As to life itself, the following passage is interesting:
Once Earth-like planets have been hydrated, the role of impacts will clearly shift from having import in the delivery of volatiles to otherwise dry worlds to directly affecting the course of the development of life. Since the development of life on our planet, a significant number of ‘mass extinctions’ have occurred, in which the great majority of organisms have been extinguished. Although many of these are currently believed to [have] been caused by factors other than impacts, at least a few are thought to have been at least partially the result of collisions between the Earth and small bodies. At first glance, it seems reasonable to assume that the most promising conditions for life to develop, once a host planet has received sufficient hydration, would be those featuring the lowest impact rate (i.e., those with the least massive giant planets, or no giant planets at all, or very massive giant planets). However, it could equally be argued that at least some impact flux is necessary in order to trigger occasional mass extinctions — without the mass extinction that wiped out the dinosaurs, for example, it is debatable whether we would currently be here, debating the importance of such extinctions!

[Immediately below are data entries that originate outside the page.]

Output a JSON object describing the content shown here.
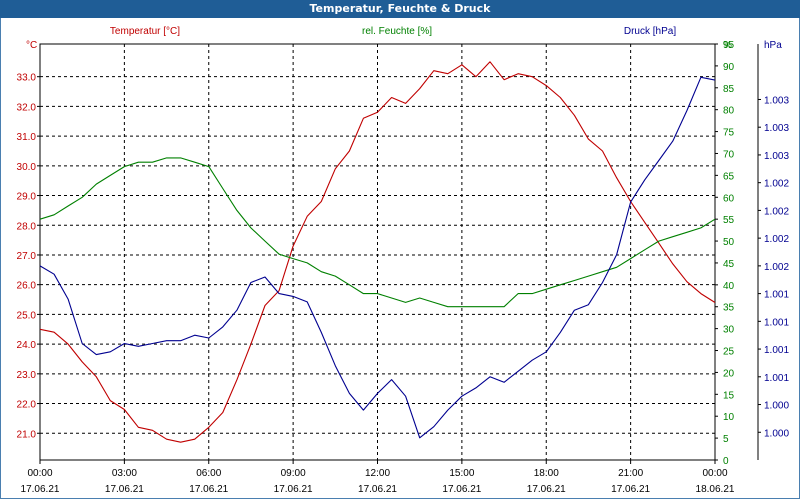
{
  "window": {
    "title": "Temperatur, Feuchte & Druck"
  },
  "chart_data": {
    "type": "line",
    "title": "Temperatur, Feuchte & Druck",
    "x_ticks": [
      {
        "time": "00:00",
        "date": "17.06.21",
        "h": 0
      },
      {
        "time": "03:00",
        "date": "17.06.21",
        "h": 3
      },
      {
        "time": "06:00",
        "date": "17.06.21",
        "h": 6
      },
      {
        "time": "09:00",
        "date": "17.06.21",
        "h": 9
      },
      {
        "time": "12:00",
        "date": "17.06.21",
        "h": 12
      },
      {
        "time": "15:00",
        "date": "17.06.21",
        "h": 15
      },
      {
        "time": "18:00",
        "date": "17.06.21",
        "h": 18
      },
      {
        "time": "21:00",
        "date": "17.06.21",
        "h": 21
      },
      {
        "time": "00:00",
        "date": "18.06.21",
        "h": 24
      }
    ],
    "xlim_hours": [
      0,
      24
    ],
    "grid": true,
    "axes": {
      "temperature": {
        "label": "Temperatur [°C]",
        "unit": "°C",
        "color": "#c00000",
        "ylim": [
          20.1,
          34.1
        ],
        "ticks": [
          "21.0",
          "22.0",
          "23.0",
          "24.0",
          "25.0",
          "26.0",
          "27.0",
          "28.0",
          "29.0",
          "30.0",
          "31.0",
          "32.0",
          "33.0"
        ],
        "tick_values": [
          21,
          22,
          23,
          24,
          25,
          26,
          27,
          28,
          29,
          30,
          31,
          32,
          33
        ]
      },
      "humidity": {
        "label": "rel. Feuchte [%]",
        "unit": "%",
        "color": "#008000",
        "ylim": [
          0,
          95
        ],
        "ticks": [
          "0",
          "5",
          "10",
          "15",
          "20",
          "25",
          "30",
          "35",
          "40",
          "45",
          "50",
          "55",
          "60",
          "65",
          "70",
          "75",
          "80",
          "85",
          "90",
          "95"
        ],
        "tick_values": [
          0,
          5,
          10,
          15,
          20,
          25,
          30,
          35,
          40,
          45,
          50,
          55,
          60,
          65,
          70,
          75,
          80,
          85,
          90,
          95
        ]
      },
      "pressure": {
        "label": "Druck [hPa]",
        "unit": "hPa",
        "color": "#000090",
        "ticks": [
          "1.000",
          "1.000",
          "1.001",
          "1.001",
          "1.001",
          "1.001",
          "1.002",
          "1.002",
          "1.002",
          "1.002",
          "1.003",
          "1.003",
          "1.003"
        ],
        "tick_values": [
          1,
          2,
          3,
          4,
          5,
          6,
          7,
          8,
          9,
          10,
          11,
          12,
          13
        ],
        "ylim": [
          0,
          15
        ]
      }
    },
    "series": [
      {
        "name": "Temperatur [°C]",
        "axis": "temperature",
        "color": "#c00000",
        "x": [
          0,
          0.5,
          1,
          1.5,
          2,
          2.5,
          3,
          3.5,
          4,
          4.5,
          5,
          5.5,
          6,
          6.5,
          7,
          7.5,
          8,
          8.5,
          9,
          9.5,
          10,
          10.5,
          11,
          11.5,
          12,
          12.5,
          13,
          13.5,
          14,
          14.5,
          15,
          15.5,
          16,
          16.5,
          17,
          17.5,
          18,
          18.5,
          19,
          19.5,
          20,
          20.5,
          21,
          21.5,
          22,
          22.5,
          23,
          23.5,
          24
        ],
        "values": [
          24.5,
          24.4,
          24.0,
          23.4,
          22.9,
          22.1,
          21.8,
          21.2,
          21.1,
          20.8,
          20.7,
          20.8,
          21.2,
          21.7,
          22.8,
          24.0,
          25.3,
          25.8,
          27.3,
          28.3,
          28.8,
          29.9,
          30.5,
          31.6,
          31.8,
          32.3,
          32.1,
          32.6,
          33.2,
          33.1,
          33.4,
          33.0,
          33.5,
          32.9,
          33.1,
          33.0,
          32.7,
          32.3,
          31.7,
          30.9,
          30.5,
          29.6,
          28.8,
          28.1,
          27.4,
          26.7,
          26.1,
          25.7,
          25.4
        ]
      },
      {
        "name": "rel. Feuchte [%]",
        "axis": "humidity",
        "color": "#008000",
        "x": [
          0,
          0.5,
          1,
          1.5,
          2,
          2.5,
          3,
          3.5,
          4,
          4.5,
          5,
          5.5,
          6,
          6.5,
          7,
          7.5,
          8,
          8.5,
          9,
          9.5,
          10,
          10.5,
          11,
          11.5,
          12,
          12.5,
          13,
          13.5,
          14,
          14.5,
          15,
          15.5,
          16,
          16.5,
          17,
          17.5,
          18,
          18.5,
          19,
          19.5,
          20,
          20.5,
          21,
          21.5,
          22,
          22.5,
          23,
          23.5,
          24
        ],
        "values": [
          55,
          56,
          58,
          60,
          63,
          65,
          67,
          68,
          68,
          69,
          69,
          68,
          67,
          62,
          57,
          53,
          50,
          47,
          46,
          45,
          43,
          42,
          40,
          38,
          38,
          37,
          36,
          37,
          36,
          35,
          35,
          35,
          35,
          35,
          38,
          38,
          39,
          40,
          41,
          42,
          43,
          44,
          46,
          48,
          50,
          51,
          52,
          53,
          55
        ]
      },
      {
        "name": "Druck [hPa]",
        "axis": "pressure",
        "color": "#000090",
        "x": [
          0,
          0.5,
          1,
          1.5,
          2,
          2.5,
          3,
          3.5,
          4,
          4.5,
          5,
          5.5,
          6,
          6.5,
          7,
          7.5,
          8,
          8.5,
          9,
          9.5,
          10,
          10.5,
          11,
          11.5,
          12,
          12.5,
          13,
          13.5,
          14,
          14.5,
          15,
          15.5,
          16,
          16.5,
          17,
          17.5,
          18,
          18.5,
          19,
          19.5,
          20,
          20.5,
          21,
          21.5,
          22,
          22.5,
          23,
          23.5,
          24
        ],
        "values": [
          7.0,
          6.7,
          5.8,
          4.2,
          3.8,
          3.9,
          4.2,
          4.1,
          4.2,
          4.3,
          4.3,
          4.5,
          4.4,
          4.8,
          5.4,
          6.4,
          6.6,
          6.0,
          5.9,
          5.7,
          4.6,
          3.4,
          2.4,
          1.8,
          2.4,
          2.9,
          2.3,
          0.8,
          1.2,
          1.8,
          2.3,
          2.6,
          3.0,
          2.8,
          3.2,
          3.6,
          3.9,
          4.6,
          5.4,
          5.6,
          6.4,
          7.4,
          9.3,
          10.1,
          10.8,
          11.5,
          12.6,
          13.8,
          13.7
        ]
      }
    ]
  }
}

We’re left with a complex picture regarding the role of giant planets, one with clear implications for exoplanet studies. Each system needs to be analyzed carefully in terms of the complicated impact scenario, and it is certainly not enough to base everything on the existence of a gas giant in a particular orbit. Given the number of interesting targets we’re likely to find with Kepler and CoRoT and later searches of more nearby stars, prioritizing systems for astrobiological investigation is going to be important. The configuration of gas giants will be one factor in making these decisions, but Horner and Jones remind us that the variables of the impact flux are wide enough to allow life-bearing planets to exist in a wide variety of solar systems.
The paper is Horner and Jones, “Quantifying Jupiter’s influence on the Earth’s impact flux: Implications for planetary habitability” (preprint). Thanks to Dave Moore and Antonio Tavani for the reference.